Etude de cas

Maladie professionnelle, les conseils d'un avocat

A quel moment un salarié sait-il si sa pathologie est une maladie professionnelle ? La reconnaissance des maladies professionnelles et les démarches qui y sont associés peuvent donner du fil à retordre pour les salariés, qui ont un besoin urgent de conseil. Nous avons interviewé un avocat, Maître Bruno Louvel pour en savoir plus. 

Maître Bruno Louvel est avocat depuis 2004 et est associé au sein d'un Cabinet dédié exclusivement au droit du travail et au droit de la sécurité sociale.

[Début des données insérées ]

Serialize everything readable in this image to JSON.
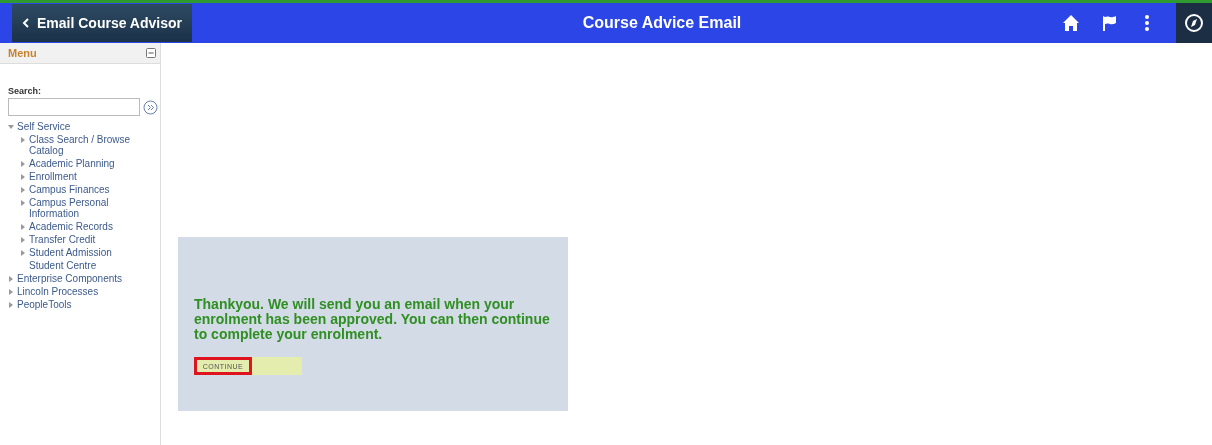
{
  "header": {
    "back_label": "Email Course Advisor",
    "title": "Course Advice Email"
  },
  "menu": {
    "title": "Menu",
    "search_label": "Search:",
    "items": [
      {
        "label": "Self Service",
        "kind": "folder",
        "expanded": true,
        "children": [
          {
            "label": "Class Search / Browse Catalog",
            "kind": "folder",
            "expanded": false
          },
          {
            "label": "Academic Planning",
            "kind": "folder",
            "expanded": false
          },
          {
            "label": "Enrollment",
            "kind": "folder",
            "expanded": false
          },
          {
            "label": "Campus Finances",
            "kind": "folder",
            "expanded": false
          },
          {
            "label": "Campus Personal Information",
            "kind": "folder",
            "expanded": false
          },
          {
            "label": "Academic Records",
            "kind": "folder",
            "expanded": false
          },
          {
            "label": "Transfer Credit",
            "kind": "folder",
            "expanded": false
          },
          {
            "label": "Student Admission",
            "kind": "folder",
            "expanded": false
          },
          {
            "label": "Student Centre",
            "kind": "leaf"
          }
        ]
      },
      {
        "label": "Enterprise Components",
        "kind": "folder",
        "expanded": false
      },
      {
        "label": "Lincoln Processes",
        "kind": "folder",
        "expanded": false
      },
      {
        "label": "PeopleTools",
        "kind": "folder",
        "expanded": false
      }
    ]
  },
  "message": {
    "text": "Thankyou. We will send you an email when your enrolment has been approved. You can then continue to complete your enrolment.",
    "button": "CONTINUE"
  }
}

Son cabinet, situé à Rennes et à Brest est à dominante contentieuse.

1) Comment un salarié peut savoir s’il est victime d’une maladie professionnelle ?

Le premier réflexe est de consulter les tableaux des maladies professionnelles disponibles sur le site de l’INRS qui pour chaque maladie fixe des conditions (délai de prise en charge, durée d’exposition au risque, et liste des travaux).

Si les conditions mentionnées dans le tableau sont remplies, la maladie sera considérée comme professionnelle.

En revanche, si une condition fait défaut, c’est le comité régional de reconnaissance des maladies professionnelles (composé d’experts médicaux) qui rendra un avis sur le lien de causalité entre la maladie et le travail habituel du salarié.

Pour les maladies qui ne figurent  pas dans un tableau c’est ce même comité qui se prononce.

Mais dans ce cas, il faut que le salarié puisse justifier d’une part, que la maladie est «essentiellement et directement causé par son travail habituel » et d’autre part, d’une incapacité permanente d’un moins 25% ou que la maladie ait entrainé son décès.

Le plus souvent, c’est le médecin traitant qui à l’occasion d’une consultation conseillera son patient sur la pertinence de déclarer une maladie professionnelle soit parce que la première manifestation clinique est constatée soit parce qu’un arrêt maladie est envisagée.

2) Pensez-vous que l’état actuel du droit et les tableaux annexés au Code de la sécurité sociale sont suffisamment protecteurs ?

Pour l’essentiel, en ce qui concerne les pathologies corporelles les tableaux sont nombreux et couvrent de nombreuses pathologies.

Le recours au comité régional est censé permettre d’étendre la protection en permettant la prise en charge de maladies hors tableaux.

Mais, il faut avouer que le dispositif de reconnaissance des maladies professionnelles est complexe et peu accessible.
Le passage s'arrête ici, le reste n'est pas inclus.